1 - Quelle est la position de la LDL en ce qui concerne les mesures sanitaires?

La Ligue des droits et libertés (LDL) est en faveur de la gestion de la crise sanitaire qu’est la COVID-19. Elle encourage l’adoption des mesures sanitaires prônées par la santé publique.  

La LDL considère toutefois que ces mesures devraient faire l’objet d’un débat public afin de mettre en lumière leurs angles morts et de limiter des atteintes déraisonnables aux droits et libertés des communautés les plus marginalisées de la société. À cet effet, la LDL demande la fin de l’état d’urgence sanitaire afin de rétablir les processus démocratiques dans lesquels s’implique la société civile 

2 - Qu’est-ce que la loi interdit exactement?

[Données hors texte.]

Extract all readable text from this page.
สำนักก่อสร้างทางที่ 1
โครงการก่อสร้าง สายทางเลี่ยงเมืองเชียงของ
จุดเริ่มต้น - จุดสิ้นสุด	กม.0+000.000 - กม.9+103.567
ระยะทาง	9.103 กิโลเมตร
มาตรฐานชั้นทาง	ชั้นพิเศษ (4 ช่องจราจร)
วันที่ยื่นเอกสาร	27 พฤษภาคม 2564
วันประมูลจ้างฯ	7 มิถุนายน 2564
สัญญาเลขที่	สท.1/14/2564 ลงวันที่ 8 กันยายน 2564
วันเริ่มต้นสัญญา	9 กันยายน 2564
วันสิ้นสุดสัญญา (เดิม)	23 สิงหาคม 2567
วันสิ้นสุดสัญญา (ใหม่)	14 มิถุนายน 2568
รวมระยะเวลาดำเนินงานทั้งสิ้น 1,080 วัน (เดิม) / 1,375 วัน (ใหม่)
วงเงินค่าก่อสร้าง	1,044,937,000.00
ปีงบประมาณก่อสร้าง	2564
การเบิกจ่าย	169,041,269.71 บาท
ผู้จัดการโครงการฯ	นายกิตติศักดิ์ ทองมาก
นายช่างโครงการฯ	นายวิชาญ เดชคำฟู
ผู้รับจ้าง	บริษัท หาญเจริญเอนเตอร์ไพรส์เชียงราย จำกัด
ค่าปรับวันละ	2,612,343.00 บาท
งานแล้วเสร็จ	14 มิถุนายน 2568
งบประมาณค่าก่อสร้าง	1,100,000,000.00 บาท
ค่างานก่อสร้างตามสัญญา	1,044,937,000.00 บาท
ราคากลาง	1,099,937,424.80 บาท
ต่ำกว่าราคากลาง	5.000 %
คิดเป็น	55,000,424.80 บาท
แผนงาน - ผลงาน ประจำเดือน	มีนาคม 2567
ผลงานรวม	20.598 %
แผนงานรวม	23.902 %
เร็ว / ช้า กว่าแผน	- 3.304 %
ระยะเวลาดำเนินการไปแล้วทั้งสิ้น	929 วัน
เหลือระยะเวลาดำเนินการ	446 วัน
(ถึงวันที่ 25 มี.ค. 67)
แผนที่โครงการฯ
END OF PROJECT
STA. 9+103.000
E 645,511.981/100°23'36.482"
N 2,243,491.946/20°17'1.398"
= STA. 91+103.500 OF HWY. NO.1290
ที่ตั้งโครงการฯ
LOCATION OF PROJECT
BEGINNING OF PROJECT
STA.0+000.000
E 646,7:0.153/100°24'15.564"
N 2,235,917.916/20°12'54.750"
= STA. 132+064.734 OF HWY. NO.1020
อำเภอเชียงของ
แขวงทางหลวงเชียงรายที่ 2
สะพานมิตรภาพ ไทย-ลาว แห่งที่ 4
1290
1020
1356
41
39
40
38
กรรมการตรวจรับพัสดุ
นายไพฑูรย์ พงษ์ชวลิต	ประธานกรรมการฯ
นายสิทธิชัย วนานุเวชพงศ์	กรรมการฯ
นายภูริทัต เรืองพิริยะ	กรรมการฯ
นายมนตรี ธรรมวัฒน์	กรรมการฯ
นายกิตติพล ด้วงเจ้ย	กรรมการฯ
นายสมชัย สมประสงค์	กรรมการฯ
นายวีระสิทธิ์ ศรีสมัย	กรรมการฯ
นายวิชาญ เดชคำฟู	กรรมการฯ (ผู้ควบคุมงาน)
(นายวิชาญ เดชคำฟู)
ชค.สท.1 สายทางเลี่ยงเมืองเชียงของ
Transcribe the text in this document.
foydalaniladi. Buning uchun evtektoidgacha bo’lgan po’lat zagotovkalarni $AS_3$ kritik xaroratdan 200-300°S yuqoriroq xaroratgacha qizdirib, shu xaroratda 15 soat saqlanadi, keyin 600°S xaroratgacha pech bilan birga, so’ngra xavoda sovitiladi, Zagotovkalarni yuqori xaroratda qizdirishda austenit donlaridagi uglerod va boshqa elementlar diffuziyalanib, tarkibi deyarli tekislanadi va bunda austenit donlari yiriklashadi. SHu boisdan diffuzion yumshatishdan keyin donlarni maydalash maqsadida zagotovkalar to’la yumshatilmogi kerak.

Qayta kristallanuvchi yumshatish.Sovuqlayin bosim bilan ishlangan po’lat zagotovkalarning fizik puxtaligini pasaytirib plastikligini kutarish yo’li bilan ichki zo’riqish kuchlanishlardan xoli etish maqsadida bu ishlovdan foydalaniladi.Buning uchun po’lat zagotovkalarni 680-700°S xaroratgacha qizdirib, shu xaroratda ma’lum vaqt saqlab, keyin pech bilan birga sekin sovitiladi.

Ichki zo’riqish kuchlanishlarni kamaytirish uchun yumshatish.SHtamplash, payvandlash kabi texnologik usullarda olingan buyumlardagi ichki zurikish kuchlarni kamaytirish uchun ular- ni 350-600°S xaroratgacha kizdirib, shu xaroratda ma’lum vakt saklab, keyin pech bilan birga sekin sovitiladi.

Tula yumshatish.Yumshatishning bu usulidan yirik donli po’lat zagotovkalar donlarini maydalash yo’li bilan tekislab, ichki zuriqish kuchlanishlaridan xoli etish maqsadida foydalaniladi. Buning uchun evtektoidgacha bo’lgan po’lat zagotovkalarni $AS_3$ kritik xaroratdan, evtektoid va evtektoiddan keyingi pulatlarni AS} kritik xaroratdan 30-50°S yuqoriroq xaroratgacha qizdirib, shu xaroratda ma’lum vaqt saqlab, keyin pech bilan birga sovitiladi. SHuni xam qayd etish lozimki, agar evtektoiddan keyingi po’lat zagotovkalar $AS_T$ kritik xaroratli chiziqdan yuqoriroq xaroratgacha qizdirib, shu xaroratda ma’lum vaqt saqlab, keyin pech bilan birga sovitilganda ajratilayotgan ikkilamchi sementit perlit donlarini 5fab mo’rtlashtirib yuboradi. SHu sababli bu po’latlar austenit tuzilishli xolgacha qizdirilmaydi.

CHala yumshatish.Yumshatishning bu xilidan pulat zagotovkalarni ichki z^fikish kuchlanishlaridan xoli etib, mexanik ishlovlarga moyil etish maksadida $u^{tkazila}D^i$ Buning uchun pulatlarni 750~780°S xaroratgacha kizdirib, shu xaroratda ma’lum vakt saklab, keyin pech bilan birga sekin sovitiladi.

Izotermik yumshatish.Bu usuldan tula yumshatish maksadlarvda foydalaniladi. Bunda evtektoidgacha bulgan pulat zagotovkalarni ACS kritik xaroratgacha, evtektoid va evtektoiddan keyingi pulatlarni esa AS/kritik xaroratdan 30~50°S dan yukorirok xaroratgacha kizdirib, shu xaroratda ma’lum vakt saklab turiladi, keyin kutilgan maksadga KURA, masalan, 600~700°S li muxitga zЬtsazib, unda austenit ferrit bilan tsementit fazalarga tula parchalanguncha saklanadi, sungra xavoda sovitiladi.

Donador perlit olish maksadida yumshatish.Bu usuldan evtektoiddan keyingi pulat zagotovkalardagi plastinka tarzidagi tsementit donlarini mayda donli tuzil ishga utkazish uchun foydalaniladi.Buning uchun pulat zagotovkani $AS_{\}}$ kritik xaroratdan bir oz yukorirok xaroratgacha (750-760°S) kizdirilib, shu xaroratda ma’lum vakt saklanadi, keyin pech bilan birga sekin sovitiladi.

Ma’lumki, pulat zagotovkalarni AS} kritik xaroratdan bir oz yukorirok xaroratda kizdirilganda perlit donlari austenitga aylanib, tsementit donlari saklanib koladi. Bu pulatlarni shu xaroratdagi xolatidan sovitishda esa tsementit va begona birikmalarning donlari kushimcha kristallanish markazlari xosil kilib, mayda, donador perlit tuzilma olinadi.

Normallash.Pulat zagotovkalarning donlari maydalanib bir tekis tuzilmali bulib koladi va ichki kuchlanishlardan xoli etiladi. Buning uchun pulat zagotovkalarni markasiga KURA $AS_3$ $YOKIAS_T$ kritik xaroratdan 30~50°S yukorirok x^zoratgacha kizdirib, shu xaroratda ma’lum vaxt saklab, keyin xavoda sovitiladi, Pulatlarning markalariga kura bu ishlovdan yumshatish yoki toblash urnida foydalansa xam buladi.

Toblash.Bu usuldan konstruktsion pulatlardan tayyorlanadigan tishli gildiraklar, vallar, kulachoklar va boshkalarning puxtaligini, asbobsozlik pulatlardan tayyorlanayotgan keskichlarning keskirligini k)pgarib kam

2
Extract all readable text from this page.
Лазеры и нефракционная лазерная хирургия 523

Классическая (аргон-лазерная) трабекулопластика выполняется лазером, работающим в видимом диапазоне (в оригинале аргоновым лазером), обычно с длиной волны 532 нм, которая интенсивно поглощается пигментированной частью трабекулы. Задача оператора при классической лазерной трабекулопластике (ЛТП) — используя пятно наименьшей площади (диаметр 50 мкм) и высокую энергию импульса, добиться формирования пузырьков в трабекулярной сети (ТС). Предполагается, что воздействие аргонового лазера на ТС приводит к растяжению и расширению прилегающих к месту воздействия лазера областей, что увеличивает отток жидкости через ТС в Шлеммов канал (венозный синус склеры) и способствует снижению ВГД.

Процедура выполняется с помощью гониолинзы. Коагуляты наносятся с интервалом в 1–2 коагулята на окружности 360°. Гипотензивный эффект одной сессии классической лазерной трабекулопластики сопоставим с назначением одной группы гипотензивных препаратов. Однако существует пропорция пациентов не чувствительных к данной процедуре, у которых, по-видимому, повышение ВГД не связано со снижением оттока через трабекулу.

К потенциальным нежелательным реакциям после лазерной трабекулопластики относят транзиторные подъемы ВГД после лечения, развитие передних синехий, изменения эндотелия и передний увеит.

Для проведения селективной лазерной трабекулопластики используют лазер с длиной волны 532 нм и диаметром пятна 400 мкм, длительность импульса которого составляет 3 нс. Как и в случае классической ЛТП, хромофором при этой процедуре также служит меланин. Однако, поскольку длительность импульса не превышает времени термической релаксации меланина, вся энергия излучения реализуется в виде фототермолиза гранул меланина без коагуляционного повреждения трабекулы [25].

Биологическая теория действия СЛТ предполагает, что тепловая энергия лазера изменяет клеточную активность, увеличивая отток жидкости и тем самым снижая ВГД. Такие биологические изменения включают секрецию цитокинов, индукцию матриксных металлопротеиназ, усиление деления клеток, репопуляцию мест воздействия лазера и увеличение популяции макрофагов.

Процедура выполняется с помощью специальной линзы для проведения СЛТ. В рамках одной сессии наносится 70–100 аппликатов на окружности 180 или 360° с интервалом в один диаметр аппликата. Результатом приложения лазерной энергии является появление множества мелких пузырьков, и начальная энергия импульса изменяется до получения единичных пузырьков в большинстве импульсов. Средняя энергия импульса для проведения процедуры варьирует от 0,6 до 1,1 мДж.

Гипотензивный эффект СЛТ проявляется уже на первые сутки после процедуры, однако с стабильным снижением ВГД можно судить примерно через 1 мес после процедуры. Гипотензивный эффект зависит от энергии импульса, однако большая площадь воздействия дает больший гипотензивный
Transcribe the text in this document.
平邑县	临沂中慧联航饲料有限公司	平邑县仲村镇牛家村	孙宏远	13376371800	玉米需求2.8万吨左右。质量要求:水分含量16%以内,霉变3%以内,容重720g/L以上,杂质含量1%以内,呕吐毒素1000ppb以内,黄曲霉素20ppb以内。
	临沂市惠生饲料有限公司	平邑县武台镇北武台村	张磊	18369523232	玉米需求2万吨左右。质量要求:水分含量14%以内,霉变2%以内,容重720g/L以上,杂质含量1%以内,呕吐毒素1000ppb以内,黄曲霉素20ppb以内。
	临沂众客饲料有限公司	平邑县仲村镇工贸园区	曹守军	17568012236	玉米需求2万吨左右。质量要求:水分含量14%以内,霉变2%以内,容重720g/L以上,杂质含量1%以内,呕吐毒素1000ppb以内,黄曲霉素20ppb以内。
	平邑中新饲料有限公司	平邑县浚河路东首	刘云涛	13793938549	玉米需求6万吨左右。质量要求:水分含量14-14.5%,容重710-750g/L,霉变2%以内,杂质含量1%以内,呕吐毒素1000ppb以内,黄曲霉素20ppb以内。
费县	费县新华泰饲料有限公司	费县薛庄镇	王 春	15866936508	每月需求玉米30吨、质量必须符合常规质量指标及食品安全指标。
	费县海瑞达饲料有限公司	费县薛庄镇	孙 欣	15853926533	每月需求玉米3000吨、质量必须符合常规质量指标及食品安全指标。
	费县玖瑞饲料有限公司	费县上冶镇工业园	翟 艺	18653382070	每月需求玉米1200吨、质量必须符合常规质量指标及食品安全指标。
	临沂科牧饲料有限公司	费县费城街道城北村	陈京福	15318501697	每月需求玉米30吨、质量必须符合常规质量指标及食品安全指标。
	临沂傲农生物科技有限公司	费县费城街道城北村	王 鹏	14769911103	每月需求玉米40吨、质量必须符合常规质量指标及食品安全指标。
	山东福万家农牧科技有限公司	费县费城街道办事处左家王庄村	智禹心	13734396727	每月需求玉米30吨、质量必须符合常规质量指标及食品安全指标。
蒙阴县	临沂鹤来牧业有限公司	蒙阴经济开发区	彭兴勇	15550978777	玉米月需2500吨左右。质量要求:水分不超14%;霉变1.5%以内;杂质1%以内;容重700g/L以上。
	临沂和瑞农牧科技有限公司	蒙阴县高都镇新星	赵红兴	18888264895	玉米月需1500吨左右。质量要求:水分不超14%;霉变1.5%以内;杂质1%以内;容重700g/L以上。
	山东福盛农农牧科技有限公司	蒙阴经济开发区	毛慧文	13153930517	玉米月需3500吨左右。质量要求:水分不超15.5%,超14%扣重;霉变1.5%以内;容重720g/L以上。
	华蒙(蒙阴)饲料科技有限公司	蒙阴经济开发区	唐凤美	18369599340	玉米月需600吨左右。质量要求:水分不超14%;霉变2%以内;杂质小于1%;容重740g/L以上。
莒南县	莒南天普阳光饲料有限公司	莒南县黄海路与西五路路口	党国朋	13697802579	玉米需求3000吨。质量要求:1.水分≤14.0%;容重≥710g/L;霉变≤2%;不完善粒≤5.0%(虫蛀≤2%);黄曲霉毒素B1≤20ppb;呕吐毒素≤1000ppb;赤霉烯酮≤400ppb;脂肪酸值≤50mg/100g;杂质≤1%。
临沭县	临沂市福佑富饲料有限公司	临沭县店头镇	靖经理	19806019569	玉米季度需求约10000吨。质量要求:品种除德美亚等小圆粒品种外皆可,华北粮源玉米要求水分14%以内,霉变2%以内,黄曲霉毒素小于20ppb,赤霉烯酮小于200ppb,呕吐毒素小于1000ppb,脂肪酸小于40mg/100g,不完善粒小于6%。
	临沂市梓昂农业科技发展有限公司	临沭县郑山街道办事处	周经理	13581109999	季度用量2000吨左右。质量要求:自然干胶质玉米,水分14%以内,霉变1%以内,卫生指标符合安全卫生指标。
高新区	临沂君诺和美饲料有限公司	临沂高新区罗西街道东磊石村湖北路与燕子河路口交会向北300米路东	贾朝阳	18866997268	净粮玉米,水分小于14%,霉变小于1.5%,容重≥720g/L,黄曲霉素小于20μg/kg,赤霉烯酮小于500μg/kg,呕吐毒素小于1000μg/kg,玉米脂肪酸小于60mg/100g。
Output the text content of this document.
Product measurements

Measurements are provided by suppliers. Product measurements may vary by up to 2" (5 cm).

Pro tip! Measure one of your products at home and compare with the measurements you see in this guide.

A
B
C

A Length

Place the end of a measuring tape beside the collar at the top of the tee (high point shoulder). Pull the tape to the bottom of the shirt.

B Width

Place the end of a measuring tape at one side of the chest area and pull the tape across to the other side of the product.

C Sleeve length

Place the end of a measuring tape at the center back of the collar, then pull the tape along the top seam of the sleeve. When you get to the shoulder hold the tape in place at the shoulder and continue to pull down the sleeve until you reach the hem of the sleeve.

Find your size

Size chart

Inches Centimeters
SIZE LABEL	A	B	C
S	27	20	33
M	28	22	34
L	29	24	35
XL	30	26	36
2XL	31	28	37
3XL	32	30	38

En ce qui concerne le LIEU :
Il est interdit de se trouver à moins de 50 mètres de :

      • Un centre de dépistage ou de vaccination pour la COVID-19 ou une clinique mobile
      • Un établissement de santé et services sociaux
      • Un CPE ou une garderie
      • Un établissement d’enseignement (préscolaire, primaire, secondaire, formation professionnelle, formation générale aux adultes et Cégeps)

En ce qui concerne les ACTIONS INTERDITES :
Il est interdit de  :

      • Manifester
      • Organiser une manifestation
      • Inciter à organiser une manifestation.

En ce qui concerne le MESSAGE DE LA MANIFESTATION :
Les sujets suivants sont visés par l’interdiction  :

      • mesures sanitaires
      • vaccination contre la COVID-19
      • toute autre recommandation relative à la pandémie de la COVID-19.

La loi précise qu’elle ne vise pas les manifestations en lien avec les conditions de travail du personnel des endroits visés.

En ce qui concerne la durée de la loi  :
La loi prend fin à l'une des deux occasions suivantes :

      • le 23 octobre 2021. En revanche, le gouvernement peut, avant l’échéance, prolonger l’effet de la loi pour une période de 30 jours autant de fois qu’il le désire;
      • avec la fin de l’état d’urgence sanitaire.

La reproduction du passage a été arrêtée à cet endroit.